Les conditions susvisées apparaissent réunies en l’espèce, au regard des conclusions du rapport d’expertise, non utilement combattues par
M. [C], le rapport précité ayant, pour rappel, mis en évidence que la protection thermique du turbocompresseur était cassée au niveau du turbocompresseur, qu’il existait des traces de calamine au niveau des injecteurs, que l’analyse d’huiIe révèle le passage de gaz brûlés dans l’huiIe suite à des fuites au niveau des joints d’injecteurs, que compte tenu des kilomètres parcourus, soit 1000 kilomètres, la fuite au niveau des joints d’injecteurs était présente ou en germe au moment de la vente, et considéré que la responsabilité du vendeur était engagée et que sans réparation dont le montant s’éleve à 1 020,53 euros, le véhicule est impropre à toute utilisation.
M. [Z] sollicite la résolution de la vente en application de l’article 1644 du code civil.
La vente du véhicule sera donc résolue aux torts de M. [C], emportant de droit, la restitution du véhicule par l’acquéreur et celle du prix par le vendeur.

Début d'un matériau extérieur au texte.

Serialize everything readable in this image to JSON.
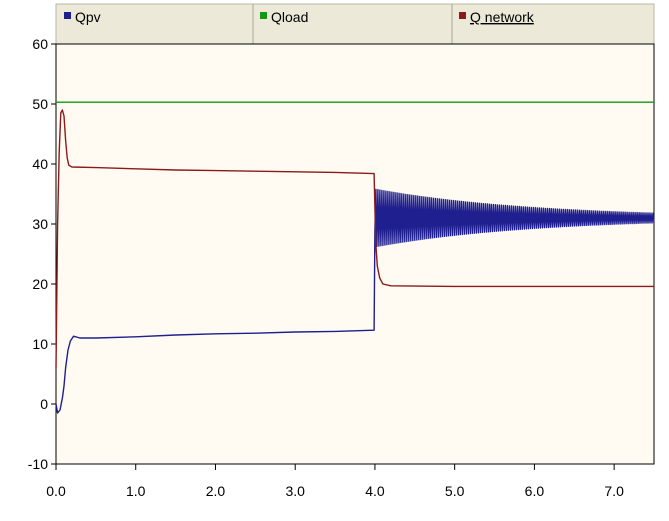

Le jugement sera confirmé en ce qu’il a dit que M. [C] sera condamné à restituer à M. [Z] la somme de 2 500 euros et M. [Z] condamné à restituer à M. [C] le véhicule litigieux, étant ajouté qu’il appartiendra à ce dernier de prendre en charge le véhicule dans le lieu où il est remisé.
Sur les frais du procès
Les frais exposés au titre de l’article 700 du code de procédure civile, ainsi que les dépens de première instance seront confirmés.
M. [C], partie succombante, devra supporter les dépens d’appel et sera condamné à payer à M. [Z] la somme de 1 000 euros au titre de l’article 700 du code de procédure civile, étant précisé que la condamnation à l’article 700 du code de procédure civile entraîne de droit le cours des intérêts légaux.
PAR CES MOTIFS
La cour,
Rejette la fin de non-recevoir tirée de la prescription de l’action en garantie des vices cachés,
Confirme le jugement en ses dispositions soumises à la cour,
Y ajoutant,
Condamne M. [X] [C] aux dépens de la procédure d’appel,
Condamne M. [X] [C] à payer à M. [I] [Z] la somme de 1 000 euros au titre de l’article 700 du code de procédure civile.